Among the practical changes to be introduced, the company will be switching its energy supplies to renewable sources and green tariffs. We are also setting up new arrangements for waste management and recycling, putting timers on switches and appliances, making lighting system changes throughout our buildings and changing all stationery to recycled grades.

We calculate that simply swapping our office paper from conventional stationery to recycled grades will save one tonne of CO2 a year.

In transportation terms, we are reviewing the working practices of our sales team and encouraging distributors to accept less frequent but higher volume deliveries of products.

By involving our staff in these changes at work we also hope to encourage them to consider their own personal environmental impact and how things might be changed in their homes to achieve similar beneficial effects.

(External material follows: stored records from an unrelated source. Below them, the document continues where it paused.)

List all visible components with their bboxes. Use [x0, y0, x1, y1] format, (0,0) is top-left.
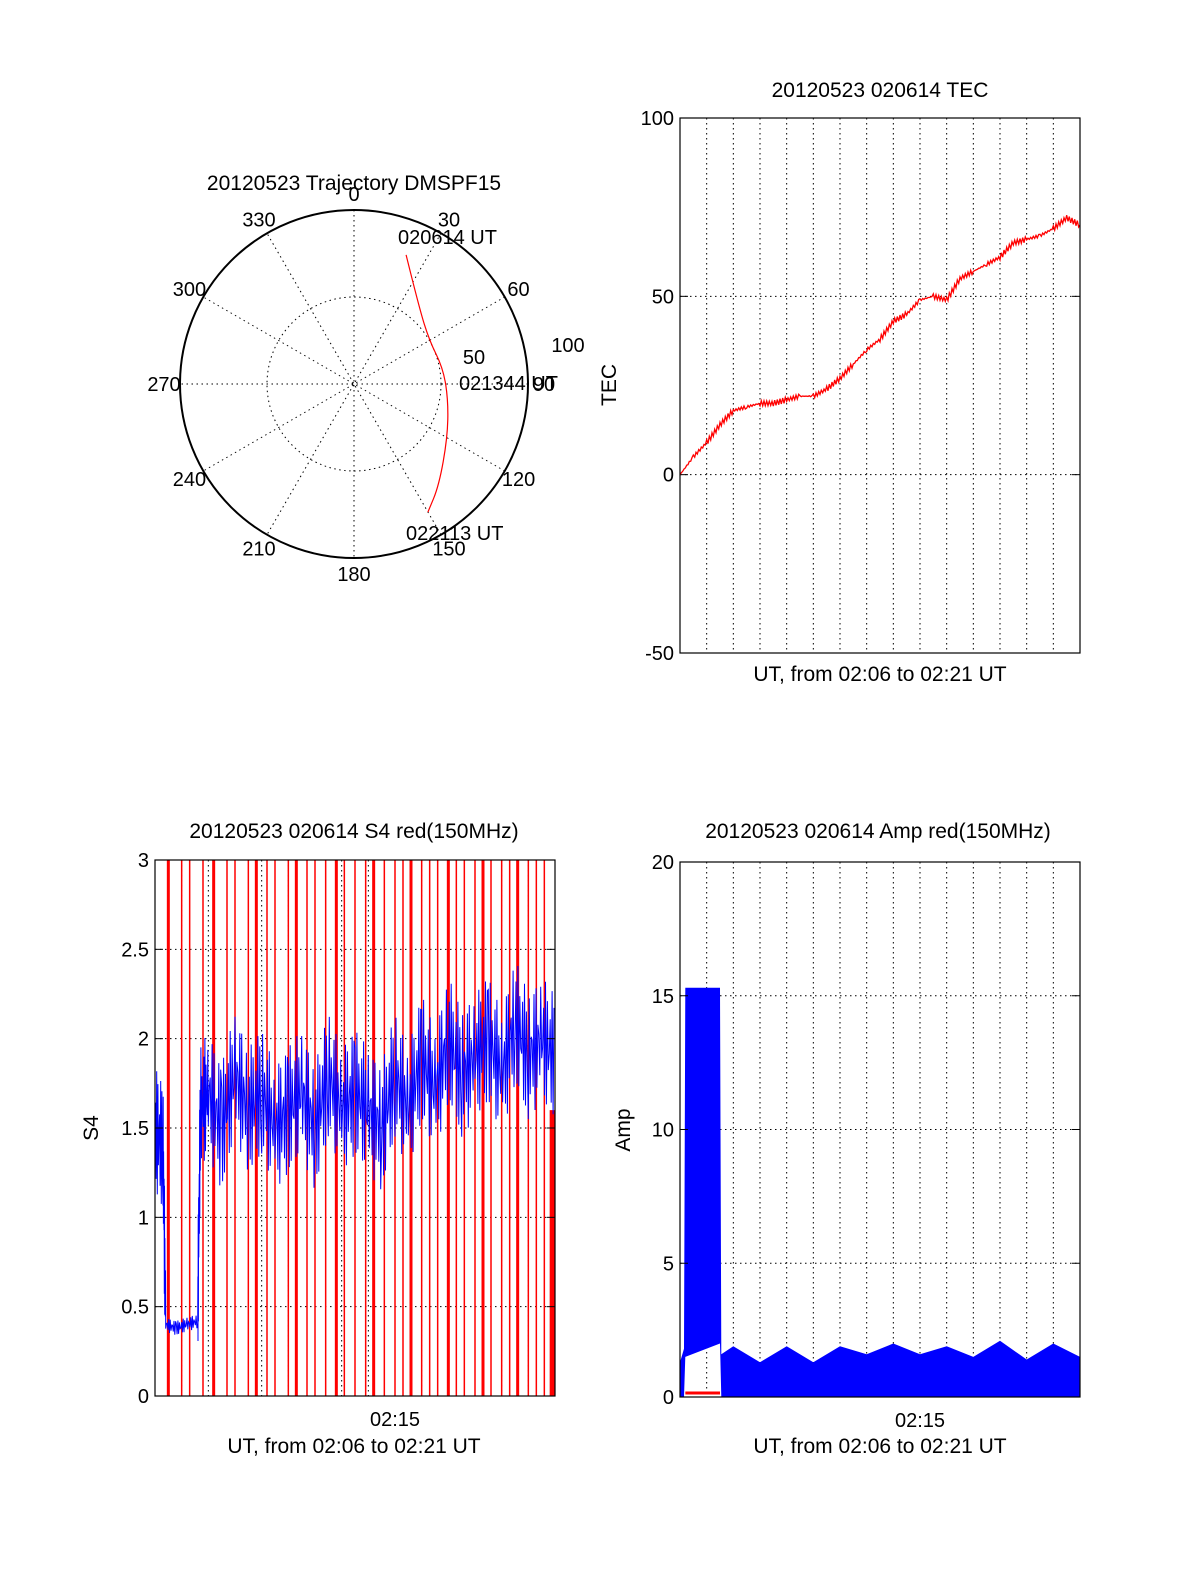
polar-title: 20120523 Trajectory DMSPF15	[207, 172, 501, 195]
amp-grid	[680, 862, 1080, 1397]
tec-grid	[680, 118, 1080, 653]
s4-ylabel: S4	[80, 1115, 103, 1141]
amp-plot: 20120523 020614 Amp red(150MHz) 0 5 10 15 20…	[612, 820, 1081, 1458]
trajectory-end-label: 022113 UT	[406, 523, 503, 545]
tec-series-line	[679, 215, 1081, 476]
polar-azimuth-label: 240	[173, 469, 206, 491]
tec-ytick-label: 100	[641, 108, 674, 130]
tec-title: 20120523 020614 TEC	[772, 79, 989, 102]
tec-ytick-label: 50	[652, 286, 674, 308]
trajectory-mid-label: 021344 UT	[459, 373, 558, 395]
polar-azimuth-label: 0	[348, 184, 359, 206]
amp-ytick-label: 5	[663, 1253, 674, 1275]
polar-azimuth-labels: 0 30 60 90 120 150 180 210 240 270 300 330	[147, 184, 555, 586]
polar-inner-ring	[266, 296, 442, 472]
amp-ytick-label: 10	[652, 1120, 674, 1142]
s4-ytick-label: 3	[138, 850, 149, 872]
trajectory-line	[405, 254, 449, 513]
s4-ytick-label: 2	[138, 1029, 149, 1051]
polar-azimuth-label: 300	[173, 279, 206, 301]
s4-x-ticks: 02:15	[370, 1409, 420, 1431]
s4-ytick-label: 1	[138, 1207, 149, 1229]
trajectory-start-label: 020614 UT	[398, 227, 497, 249]
polar-azimuth-label: 150	[432, 539, 465, 561]
tec-frame	[679, 117, 1081, 654]
polar-spokes	[180, 210, 528, 558]
polar-radius-label-50: 50	[463, 347, 485, 369]
s4-blue-series-line	[154, 965, 555, 1342]
amp-xtick-label: 02:15	[895, 1410, 945, 1432]
amp-y-ticks: 0 5 10 15 20	[652, 852, 1080, 1409]
polar-azimuth-label: 30	[438, 209, 460, 231]
s4-ytick-label: 0.5	[121, 1297, 149, 1319]
polar-spoke	[266, 233, 442, 535]
s4-xlabel: UT, from 02:06 to 02:21 UT	[227, 1435, 480, 1458]
s4-xtick-label: 02:15	[370, 1409, 420, 1431]
polar-azimuth-label: 120	[502, 469, 535, 491]
s4-y-ticks: 0 0.5 1 1.5 2 2.5 3	[121, 850, 555, 1408]
s4-ytick-label: 1.5	[121, 1118, 149, 1140]
tec-ylabel: TEC	[598, 364, 621, 406]
polar-radius-label-100: 100	[551, 335, 584, 357]
amp-title: 20120523 020614 Amp red(150MHz)	[705, 820, 1051, 843]
tec-xlabel: UT, from 02:06 to 02:21 UT	[753, 663, 1006, 686]
polar-azimuth-label: 90	[533, 374, 555, 396]
s4-frame	[154, 859, 556, 1397]
polar-spoke	[266, 233, 442, 535]
amp-ytick-label: 20	[652, 852, 674, 874]
tec-y-ticks: -50 0 50 100	[641, 108, 1080, 665]
amp-xlabel: UT, from 02:06 to 02:21 UT	[753, 1435, 1006, 1458]
s4-title: 20120523 020614 S4 red(150MHz)	[189, 820, 518, 843]
s4-plot: 20120523 020614 S4 red(150MHz) 0 0.5 1 1.5 2…	[80, 820, 556, 1458]
polar-azimuth-label: 270	[147, 374, 180, 396]
tec-ytick-label: -50	[645, 643, 674, 665]
amp-frame	[679, 861, 1081, 1398]
polar-trajectory-plot: 20120523 Trajectory DMSPF15 0 30 60 90 120 15…	[147, 172, 584, 586]
amp-ytick-label: 15	[652, 986, 674, 1008]
tec-plot: 20120523 020614 TEC -50 0 50 100 UT, from 0…	[598, 79, 1081, 686]
polar-azimuth-label: 180	[337, 564, 370, 586]
amp-x-ticks: 02:15	[895, 1410, 945, 1432]
amp-ytick-label: 0	[663, 1387, 674, 1409]
tec-ytick-label: 0	[663, 465, 674, 487]
amp-blue-envelope	[680, 987, 1080, 1397]
s4-red-spikes	[166, 860, 555, 1396]
polar-azimuth-label: 210	[242, 539, 275, 561]
amp-ylabel: Amp	[612, 1108, 635, 1151]
s4-ytick-label: 0	[138, 1386, 149, 1408]
s4-ytick-label: 2.5	[121, 939, 149, 961]
polar-azimuth-label: 330	[242, 209, 275, 231]
s4-red-fill	[549, 1110, 555, 1396]
polar-azimuth-label: 60	[507, 279, 529, 301]
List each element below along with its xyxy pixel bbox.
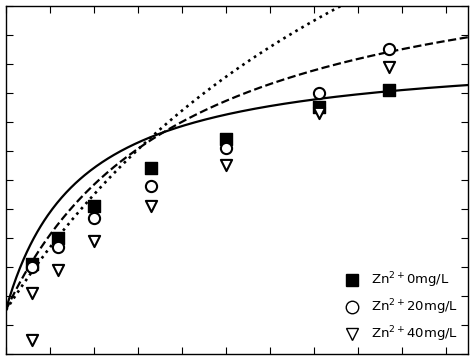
Point [385, 46, 393, 52]
Point [222, 145, 230, 151]
Point [315, 110, 322, 116]
Point [55, 267, 62, 273]
Point [147, 203, 155, 209]
Point [28, 264, 36, 270]
Legend: Zn$^{2+}$0mg/L, Zn$^{2+}$20mg/L, Zn$^{2+}$40mg/L: Zn$^{2+}$0mg/L, Zn$^{2+}$20mg/L, Zn$^{2+… [335, 267, 462, 348]
Point [315, 90, 322, 96]
Point [90, 203, 98, 209]
Point [28, 261, 36, 267]
Point [28, 337, 36, 343]
Point [385, 87, 393, 93]
Point [385, 64, 393, 69]
Point [222, 136, 230, 142]
Point [28, 291, 36, 296]
Point [147, 166, 155, 171]
Point [55, 235, 62, 241]
Point [90, 238, 98, 244]
Point [222, 163, 230, 168]
Point [315, 104, 322, 110]
Point [90, 215, 98, 221]
Point [55, 244, 62, 250]
Point [147, 183, 155, 189]
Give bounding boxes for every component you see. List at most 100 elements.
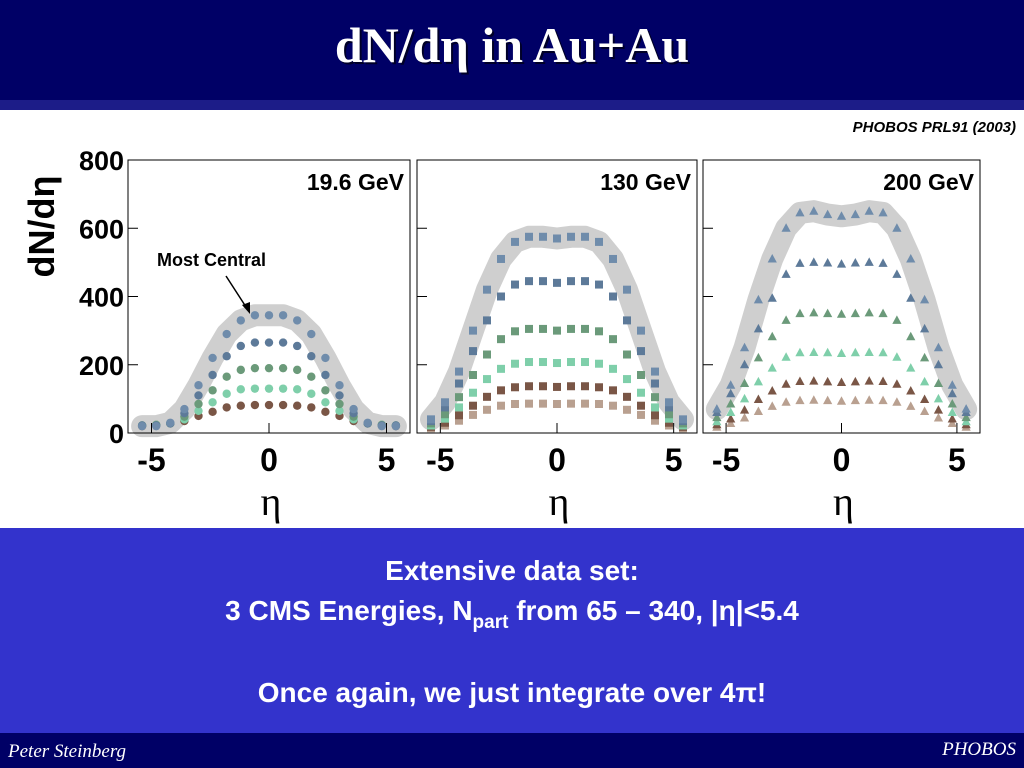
data-point [920,294,930,304]
data-point [947,414,957,423]
data-point [307,403,316,412]
data-point [293,385,302,394]
data-point [795,308,805,318]
data-point [651,379,659,388]
data-point [864,257,874,266]
data-point [906,293,916,302]
data-point [753,294,763,304]
data-point [208,370,217,380]
data-point [623,350,631,359]
data-point [836,348,847,357]
data-point [455,379,463,388]
data-point [539,399,547,408]
data-point [222,403,231,412]
data-point [567,277,575,286]
data-point [321,386,330,395]
data-point [539,277,547,286]
header-bar [0,0,1024,100]
citation: PHOBOS PRL91 (2003) [853,119,1016,136]
data-point [850,395,860,405]
data-point [850,376,860,386]
data-point [753,376,763,386]
data-point [307,352,316,361]
data-point [795,347,805,357]
charts: 0 200 400 600 800 -5 0 5 η dN/dη 19.6 GeV Most Cent… [21,146,981,524]
x-tick-label: 5 [948,442,966,478]
data-point [947,380,957,389]
data-point [933,342,944,352]
data-point [637,326,645,335]
data-point [581,382,589,391]
data-point [906,363,916,372]
data-point [497,364,505,373]
data-point [236,365,245,375]
data-point [781,223,791,232]
data-point [781,269,791,278]
data-point [637,401,645,410]
data-point [739,412,750,422]
data-point [553,278,561,287]
data-point [553,234,561,243]
data-point [726,380,736,389]
data-point [609,254,617,263]
data-point [483,375,491,384]
data-point [795,395,805,405]
text-box [0,528,1024,733]
annotation: Most Central [157,250,266,270]
data-point [469,370,477,379]
data-point [726,388,736,398]
data-point [511,327,519,336]
data-point [906,401,916,410]
data-point [307,389,316,398]
data-point [637,347,645,356]
data-point [321,398,330,407]
data-point [321,407,330,417]
data-point [809,307,819,317]
data-point [525,399,533,408]
data-point [335,406,344,416]
data-point [836,377,847,386]
subscript: part [473,612,510,633]
data-point [236,341,245,351]
data-point [947,418,957,427]
x-tick-label: -5 [137,442,165,478]
data-point [651,416,659,425]
data-point [483,316,491,325]
data-point [906,331,916,341]
data-point [595,399,603,408]
data-point [307,372,316,381]
data-point [469,410,477,419]
data-point [609,386,617,395]
data-point [293,365,302,375]
data-point [497,401,505,410]
annotation-arrowhead [242,302,250,314]
data-point [553,326,561,335]
data-point [222,372,231,381]
data-point [236,385,245,394]
data-point [920,394,930,404]
data-point [739,378,750,388]
data-point [767,363,777,372]
data-point [753,323,763,333]
data-point [567,358,575,367]
data-point [823,347,833,357]
data-point [250,311,260,320]
data-point [665,414,673,423]
data-point [377,421,386,431]
data-point [137,421,147,431]
data-point [623,316,631,325]
data-point [581,277,589,286]
data-point [349,404,358,414]
data-point [878,258,888,267]
data-point [781,379,791,388]
data-point [293,401,302,410]
data-point [712,412,722,422]
data-point [864,307,874,317]
data-point [920,406,930,416]
data-point [726,418,736,427]
data-point [441,398,449,407]
data-point [222,389,231,398]
data-point [739,393,750,403]
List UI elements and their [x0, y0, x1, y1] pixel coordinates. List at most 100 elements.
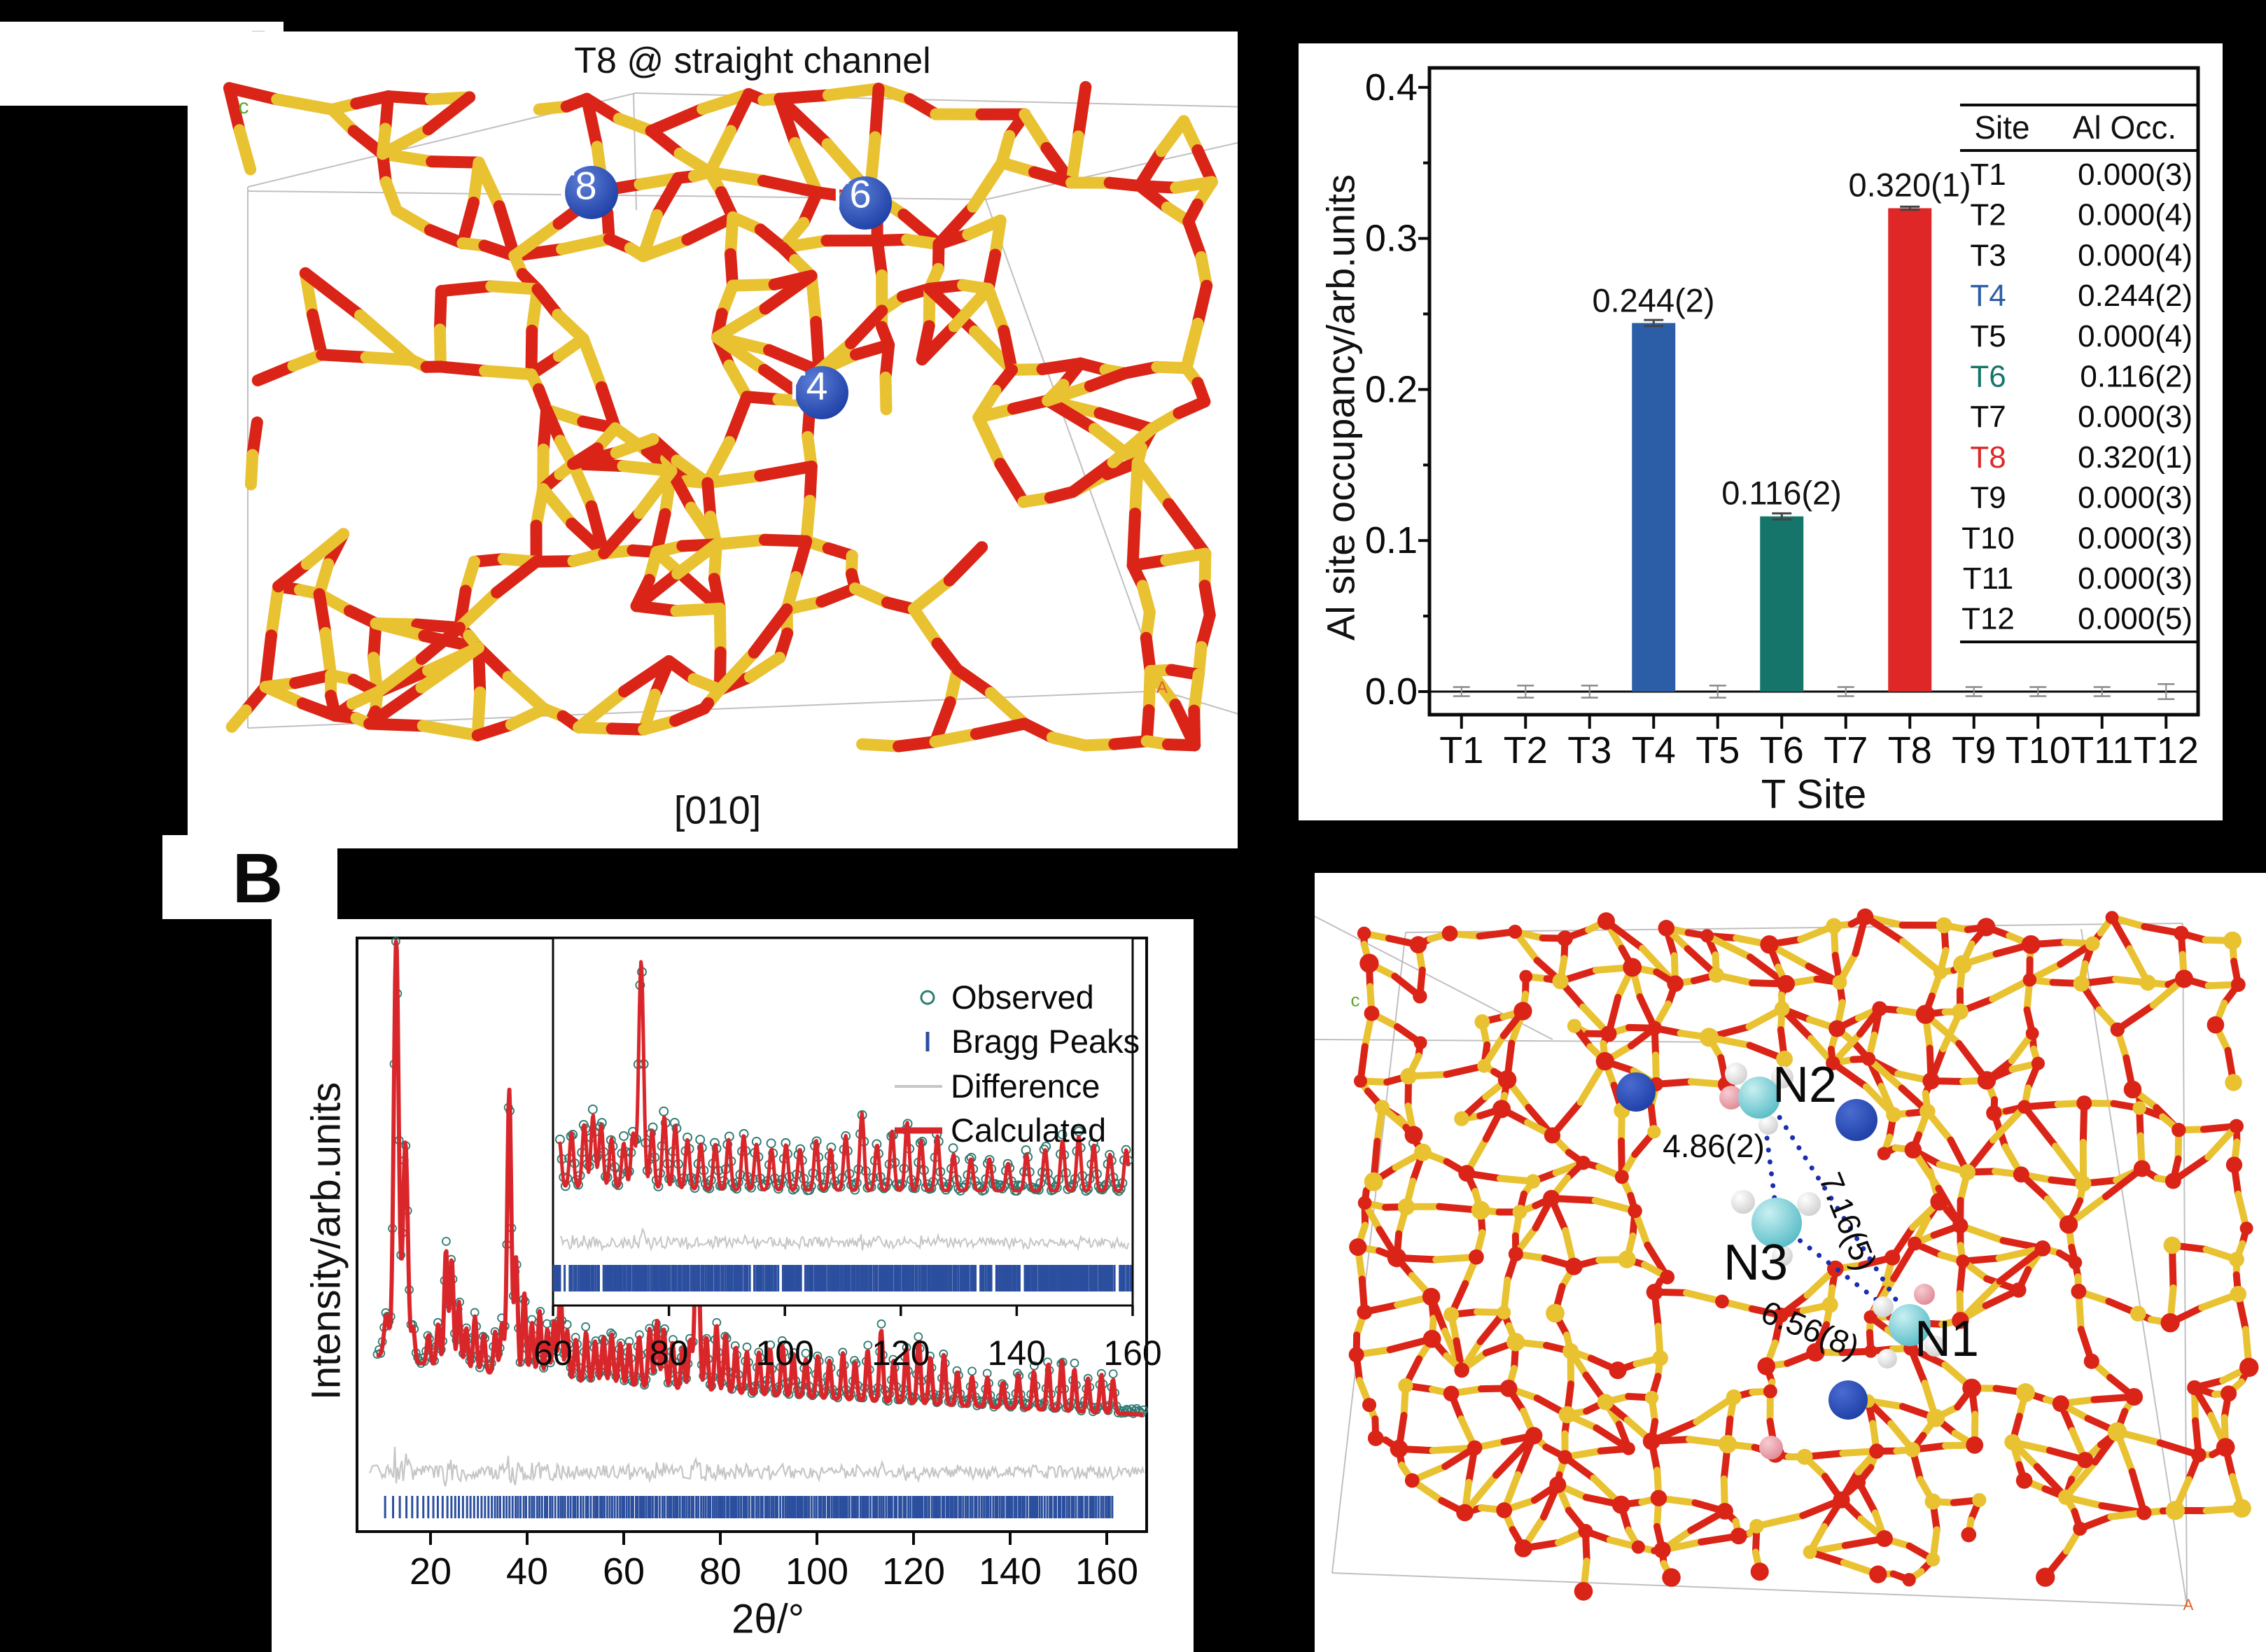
framework-atom	[1730, 1527, 1747, 1545]
framework-bond	[1067, 456, 1119, 498]
framework-atom	[1864, 1344, 1877, 1358]
framework-bond	[759, 270, 818, 315]
framework-atom	[1441, 925, 1458, 941]
panel-b-structure: N2 N3 N1 4.86(2) 7.16(5) 6.56(8) c A	[1315, 873, 2266, 1652]
framework-bond	[1155, 115, 1190, 158]
framework-atom	[1348, 1347, 1364, 1363]
framework-atom	[1422, 1329, 1441, 1348]
panel-b-label-box: B	[162, 835, 337, 919]
framework-atom	[2133, 1160, 2150, 1177]
table-site-cell: T2	[1970, 198, 2006, 232]
framework-bond	[306, 308, 328, 361]
framework-bond	[713, 646, 760, 696]
framework-bond	[1028, 166, 1078, 189]
table-site-cell: T6	[1970, 360, 2006, 394]
framework-bond	[711, 331, 771, 376]
framework-bond	[757, 174, 823, 199]
observed-point	[1108, 1369, 1118, 1379]
framework-atom	[2163, 1236, 2181, 1254]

As well as making a wide range of practical changes, we have also made a contribution to a carbon offsetting programme to make an immediate impact in reducing the company’s carbon footprint. This has been made through investments in a series of renewable energy and efficiency projects in the developing world.

Of course, the process of scrutinising our energy bills and reviewing our waste levels has helped us to improve efficiency in many areas. This will inevitably lead to some cost savings while other changes will actually add to our costs in the short term. However, over time the commercial payback should be significant.

Having started on the route towards carbon neutrality, this objective now represents our number one corporate responsibility priority. After all, if we are to be successful commercially in future, there really is no alternative.